Le paysage défile à 130 km/heure. L'autoroute traverse un
paysage de bocage, vallonné et verdoyant comme on l'imagine. Des vaches sont
posées là sur les parcelles en pente plus ou moins douce, les champs sont
séparés par des haies. Le trafic ne semble pas perturber la vie de ces
ruminants placides au regard doux et passablement las. Je me rappelle ce musée
que nous avions visité en famille, un musée du train miniature. Ce qui s'offre
à mon regard y est en tout point semblable, c'est une campagne idyllique,
chargée d'enfance et de souvenirs, une campagne publicitaire et parfaitement
cliché. Il ne manque que la jolie fille aux joues rouges de la chanson de Stone
et Charden*.
Insensiblement le panorama évolue, et me voilà traçant ma
route dans un paysage de plaine, monotone comme les grandes étendues
céréalières du Midwest américain. Je vous parle comme si je connaissais les
Etats-Unis, mais détrompez-vous, je n'y ai jamais mis les pieds. J'aurais aimé
y aller, j'ai même failli y vivre pendant mes années d'études, mais une stupide
histoire de passeport en a voulu autrement. Les champs de colza en fleur
illuminent le paysage et contrastent avec le gris foncé du ciel. Je suis
daltonien, j'aime les couleurs tranchées. Il va tomber un grain.
Il pleut. Les grosses gouttes font un de ces boucans sur la
carrosserie de la Citroën ! Je n'entends plus la radio, alors je l'éteins, un
peu déçu. J'aimais bien cette émission de débat : du bla-bla politique de
grande qualité. Je souris en m'avouant avoir un faible pour cette journaliste
aux cheveux de feu. Dans l'habitacle à l'odeur écœurante de plastique neuf qui
peine à se dissiper, je ressens un sentiment de sécurité inaltérable. Bien
attaché, à l'abri des éléments, le bolide intelligent a automatiquement réduit
mon allure à 110km/heure. Les différents voyants, les aiguilles, l'écran géant
à ma droite me donnent l'impression d'être un pilote de navette spatiale !
Hélas je ne pilote rien, la conduite est devenue secondaire, tant mon véhicule
est bardé de dispositifs électroniques prêts à se faire entendre au moindre
danger, au moindre écart ou coup d'accélérateur trop viril.

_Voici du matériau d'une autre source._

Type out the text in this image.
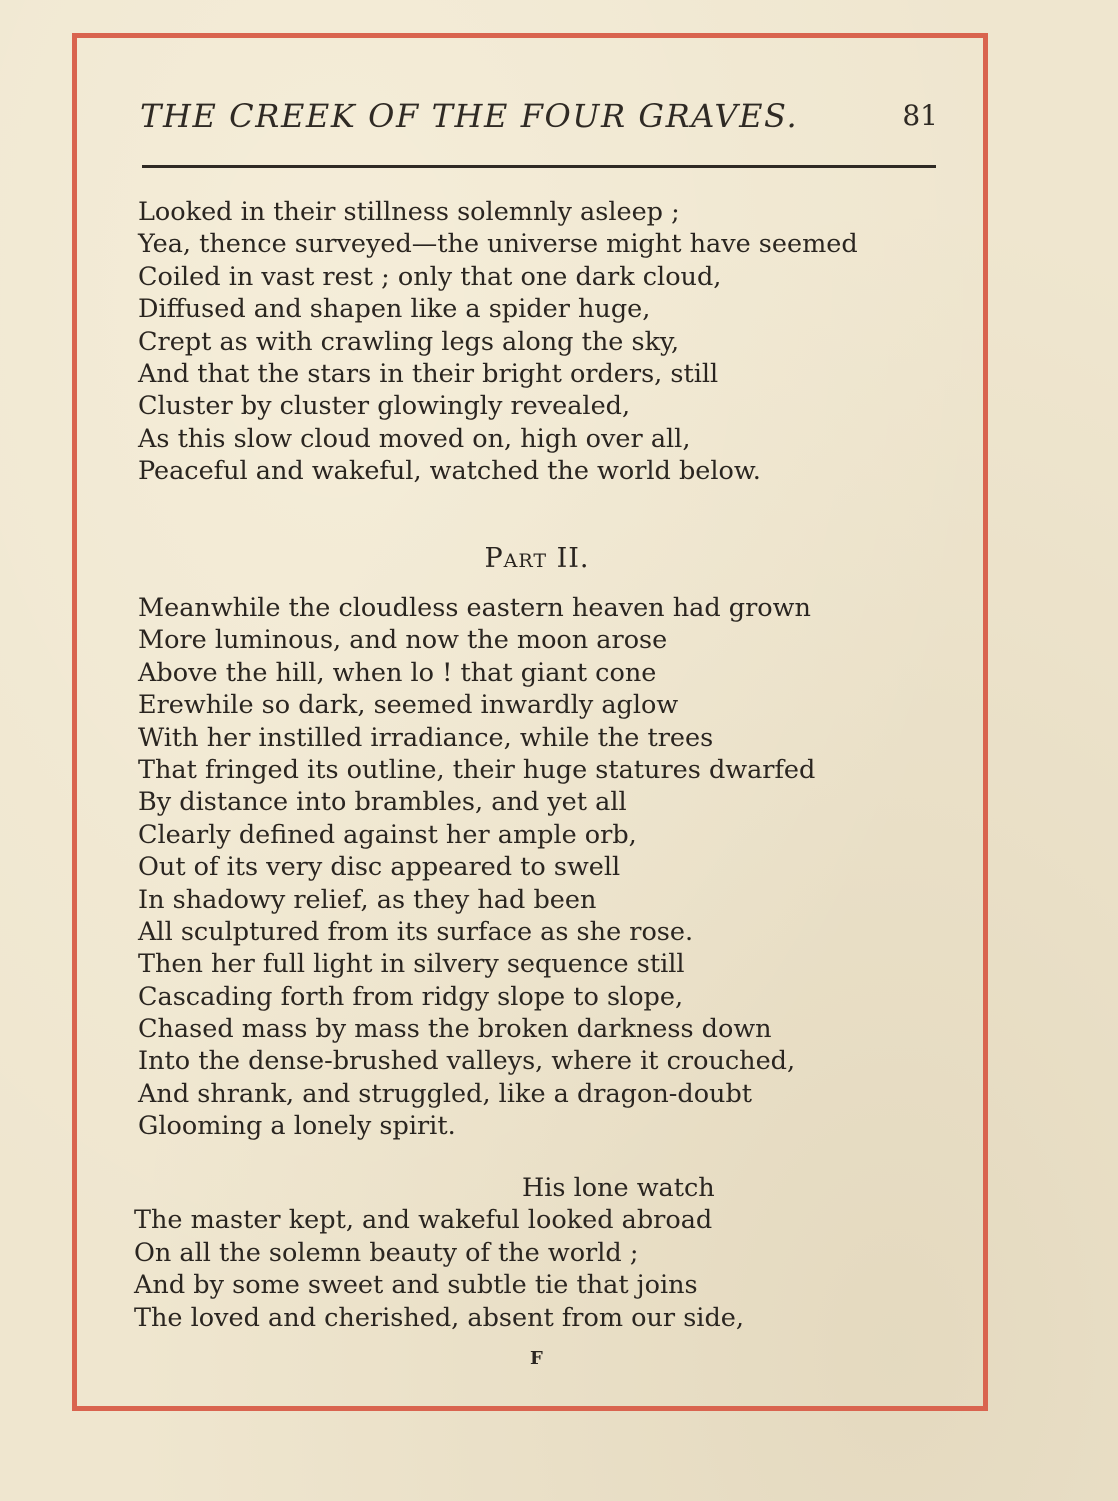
THE CREEK OF THE FOUR GRAVES.	81
Looked in their stillness solemnly asleep ;
Yea, thence surveyed—the universe might have seemed
Coiled in vast rest ; only that one dark cloud,
Diffused and shapen like a spider huge,
Crept as with crawling legs along the sky,
And that the stars in their bright orders, still
Cluster by cluster glowingly revealed,
As this slow cloud moved on, high over all,
Peaceful and wakeful, watched the world below.
Part II.
Meanwhile the cloudless eastern heaven had grown
More luminous, and now the moon arose
Above the hill, when lo ! that giant cone
Erewhile so dark, seemed inwardly aglow
With her instilled irradiance, while the trees
That fringed its outline, their huge statures dwarfed
By distance into brambles, and yet all
Clearly defined against her ample orb,
Out of its very disc appeared to swell
In shadowy relief, as they had been
All sculptured from its surface as she rose.
Then her full light in silvery sequence still
Cascading forth from ridgy slope to slope,
Chased mass by mass the broken darkness down
Into the dense-brushed valleys, where it crouched,
And shrank, and struggled, like a dragon-doubt
Glooming a lonely spirit.
His lone watch
The master kept, and wakeful looked abroad
On all the solemn beauty of the world ;
And by some sweet and subtle tie that joins
The loved and cherished, absent from our side,
F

J'approche de la ville, bienvenue à BeauSoleil ! Bienvenue
dans la ZA, la zone artisanale. Voici devant vous une succession d'entrepôts et
de bâtiments en tôle, un fatras de panneaux publicitaires et d'enseignes
lumineuses colorées. Bienvenue au pays où les magasins ne ferment jamais, où
vous pouvez déguster des moules-frites en plastique comme des pizzas en carton,
du tex-mex aux épices molles comme des burgers qui ne ressembleront hélas
jamais aux promesses des photos des menus. Bienvenue dans la ZA qui vend de
tout et surtout ce dont vous n'avez aucun besoin, tout cela à grand coups de
carte boum-boum et de 4 fois sans frais. Les gens accourent à BeauSoleil, et
moi-même, j'avoue une certaine attirance pour cet endroit. Je ne suis ni meilleur
ni pire que mes congénères, je consomme, ça me rend vivant. Un jour j'ai pleuré
quand les écolos ont empêché l'extension du centre commercial Ikea. Le projet
était pourtant pharaonique, ils avaient prévu un lac avec des pédalos… J'aurais
bien fait du pédalo.
Je circule difficilement sur le périphérique, les feux stop
des véhicules clignotent comme des guirlandes de Noël. Je m'amuse à dévisager
les conducteurs à mes côtés, certains chantent, d'autres consultent leurs
messages sur leurs téléphones. En regardant dans le rétroviseur, je surprends
un vieil homme en train de fouiller une narine avec son auriculaire.
Autrefois il n'y avait ni BeauSoleil ni périphérique, il n'y
avait que des champs. Le village de mon enfance situé à une quinzaine de bornes
de la ville avait tous les attributs d'une France rurale au parfum suranné :
une mairie, au centre, un clocher, une école publique, des maisons en pierre
calcaire, une cité ouvrière bien à l'écart, pas de bus pas de tramway, rien. Désormais englué dans un
enchevêtrement de routes et de surfaces commerciales, le village n'est plus
vraiment là. BeauSoleil avec son appétit monstrueux l'a englouti. Tout a fusionné,
la commune a perdu son nom. Je ne ressens, malgré tout, ni tristesse ni
nostalgie, le paysage d’antan n’avait de toute façon, aucun intérêt.
*Made in Normandie, une chanson datant de 1973.